There are several different types of lavender. Spanish lavender blooms with tiny bracts that look like rabbit ears. But the flowers have very little scent, with most of its perfume coming from the leaves. It does best in a hotter climate. French lavenders have a more subtle scent but boast a blue-grey leaf that is very pretty and, as a bonus, it is deer-resistant. The French flowers have a little tuft on the top, giving this plant its alternate name of fringed lavender. As an Anglophile, my favorite is English lavender, although it originally came from the Mediterranean, too. This is the scent we most often think of as true lavender. Named after two well-known English gardens, the ‘Munstead’ and ‘Hidcote’ are most used and easy to find.

Lesser-known and lesser-used varieties of Portuguese and Egyptian lavender are from the western Mediterranean and seem to have a stronger, more distinctive scent than even the English lavender. These might be harder to find unless you go to specialty nurseries. Since much of our nursery shopping this year has been on-line, seeds or plants from reputable internet nurseries may be the way to go to find the Portuguese and Egyptian types.

Lavenders can get pretty leggy if you don’t do a light pruning every other year. The pros say not to cut into the woody parts as they won’t regrow, but I have had success cutting a bit off the tops and a little into the wood. New leaves will grow lower on the plant in a few weeks.

Another of my favorite Mediterranean plants is rosemary. Rosemary leaves are favorite culinary herbs as well as being used for medicinal purposes. It is considered a shrub and can grow to about 3 feet. But there is also prostrate rosemary that loves a good rock wall or large planter to hang from. Rosemary leaves can easily be dried for cooking, or used fresh. It is a great source of Vitamin B-6, calcium and iron and gives a nice flavor to chicken and fish.
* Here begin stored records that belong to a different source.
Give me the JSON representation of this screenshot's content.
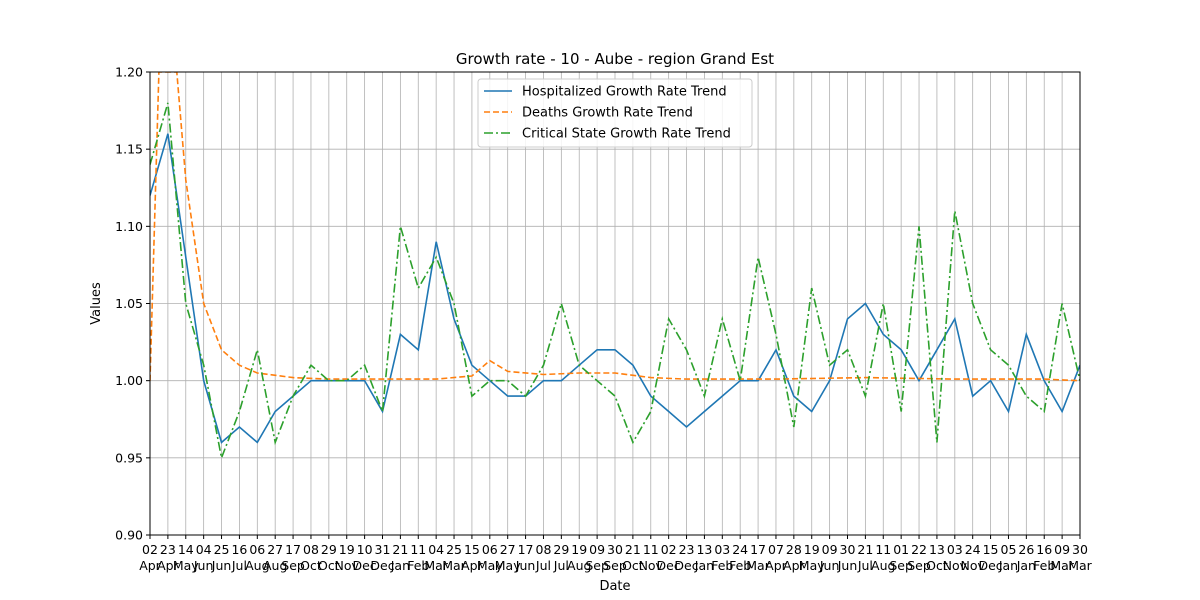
{
  "chart_data": {
    "type": "line",
    "title": "Growth rate - 10 - Aube - region Grand Est",
    "xlabel": "Date",
    "ylabel": "Values",
    "ylim": [
      0.9,
      1.2
    ],
    "yticks": [
      "0.90",
      "0.95",
      "1.00",
      "1.05",
      "1.10",
      "1.15",
      "1.20"
    ],
    "grid": true,
    "legend_position": "upper center",
    "x_tick_days": [
      "02",
      "23",
      "14",
      "04",
      "25",
      "16",
      "06",
      "27",
      "17",
      "08",
      "29",
      "19",
      "10",
      "31",
      "21",
      "11",
      "04",
      "25",
      "15",
      "06",
      "27",
      "17",
      "08",
      "29",
      "19",
      "09",
      "30",
      "21",
      "11",
      "02",
      "23",
      "13",
      "03",
      "24",
      "17",
      "07",
      "28",
      "19",
      "09",
      "30",
      "21",
      "11",
      "01",
      "22",
      "13",
      "03",
      "24",
      "15",
      "05",
      "26",
      "16",
      "09",
      "30"
    ],
    "x_tick_months": [
      "Apr",
      "Apr",
      "May",
      "Jun",
      "Jun",
      "Jul",
      "Aug",
      "Aug",
      "Sep",
      "Oct",
      "Oct",
      "Nov",
      "Dec",
      "Dec",
      "Jan",
      "Feb",
      "Mar",
      "Mar",
      "Apr",
      "May",
      "May",
      "Jun",
      "Jul",
      "Jul",
      "Aug",
      "Sep",
      "Sep",
      "Oct",
      "Nov",
      "Dec",
      "Dec",
      "Jan",
      "Feb",
      "Feb",
      "Mar",
      "Apr",
      "Apr",
      "May",
      "Jun",
      "Jun",
      "Jul",
      "Aug",
      "Sep",
      "Sep",
      "Oct",
      "Nov",
      "Nov",
      "Dec",
      "Jan",
      "Jan",
      "Feb",
      "Mar",
      "Mar"
    ],
    "series": [
      {
        "name": "Hospitalized Growth Rate Trend",
        "color": "#1f77b4",
        "style": "solid",
        "x": [
          0,
          1,
          2,
          3,
          4,
          5,
          6,
          7,
          8,
          9,
          10,
          11,
          12,
          13,
          14,
          15,
          16,
          17,
          18,
          19,
          20,
          21,
          22,
          23,
          24,
          25,
          26,
          27,
          28,
          29,
          30,
          31,
          32,
          33,
          34,
          35,
          36,
          37,
          38,
          39,
          40,
          41,
          42,
          43,
          44,
          45,
          46,
          47,
          48,
          49,
          50,
          51,
          52
        ],
        "values": [
          1.12,
          1.16,
          1.08,
          1.0,
          0.96,
          0.97,
          0.96,
          0.98,
          0.99,
          1.0,
          1.0,
          1.0,
          1.0,
          0.98,
          1.03,
          1.02,
          1.09,
          1.04,
          1.01,
          1.0,
          0.99,
          0.99,
          1.0,
          1.0,
          1.01,
          1.02,
          1.02,
          1.01,
          0.99,
          0.98,
          0.97,
          0.98,
          0.99,
          1.0,
          1.0,
          1.02,
          0.99,
          0.98,
          1.0,
          1.04,
          1.05,
          1.03,
          1.02,
          1.0,
          1.02,
          1.04,
          0.99,
          1.0,
          0.98,
          1.03,
          1.0,
          0.98,
          1.01
        ]
      },
      {
        "name": "Deaths Growth Rate Trend",
        "color": "#ff7f0e",
        "style": "dashed",
        "x": [
          0,
          0.5,
          1,
          1.5,
          2,
          3,
          4,
          5,
          6,
          8,
          10,
          12,
          14,
          16,
          18,
          19,
          20,
          22,
          24,
          26,
          28,
          30,
          35,
          40,
          45,
          50,
          52
        ],
        "values": [
          1.0,
          1.2,
          1.2,
          1.2,
          1.13,
          1.05,
          1.02,
          1.01,
          1.005,
          1.002,
          1.001,
          1.001,
          1.001,
          1.001,
          1.003,
          1.013,
          1.006,
          1.004,
          1.005,
          1.005,
          1.002,
          1.001,
          1.001,
          1.002,
          1.001,
          1.001,
          1.0
        ]
      },
      {
        "name": "Critical State Growth Rate Trend",
        "color": "#2ca02c",
        "style": "dashdot",
        "x": [
          0,
          1,
          2,
          3,
          4,
          5,
          6,
          7,
          8,
          9,
          10,
          11,
          12,
          13,
          14,
          15,
          16,
          17,
          18,
          19,
          20,
          21,
          22,
          23,
          24,
          25,
          26,
          27,
          28,
          29,
          30,
          31,
          32,
          33,
          34,
          35,
          36,
          37,
          38,
          39,
          40,
          41,
          42,
          43,
          44,
          45,
          46,
          47,
          48,
          49,
          50,
          51,
          52
        ],
        "values": [
          1.14,
          1.18,
          1.05,
          1.01,
          0.95,
          0.98,
          1.02,
          0.96,
          0.99,
          1.01,
          1.0,
          1.0,
          1.01,
          0.98,
          1.1,
          1.06,
          1.08,
          1.05,
          0.99,
          1.0,
          1.0,
          0.99,
          1.01,
          1.05,
          1.01,
          1.0,
          0.99,
          0.96,
          0.98,
          1.04,
          1.02,
          0.99,
          1.04,
          1.0,
          1.08,
          1.03,
          0.97,
          1.06,
          1.01,
          1.02,
          0.99,
          1.05,
          0.98,
          1.1,
          0.96,
          1.11,
          1.05,
          1.02,
          1.01,
          0.99,
          0.98,
          1.05,
          1.0
        ]
      }
    ]
  }
}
It also has anti-inflammatory and antioxidant compounds and is said to be good for preventing memory loss. This from MedicalNewsToday.com: the aroma can improve concentration and mood and contains carnosic acid which may help brain health, especially in stroke victims. It is also pretty in the garden, easy to grow and smells good. What’s not to like?

Phlomis -or Jerusalem sage- is a fun plant to grow. These summer bloomers are native to Lebanon and Turkey and have green-grey leaves that look like sage but are not edible nor fragrant. They bloom with yellow or pink-mauve flowers on stalks and are an evergreen perennial shrub. They do like sun and well-drained soil, though, so add some sand or grit into the hole before planting. This shrub can get a little unruly but is easily pruned in the spring to keep them in control. The seeds can be harvested in the fall after they dry, or this can also be propagated by division in the spring.

Looking to easily-grown Mediterranean plants can certainly add some interest and scent to the gardens even in a dry summer.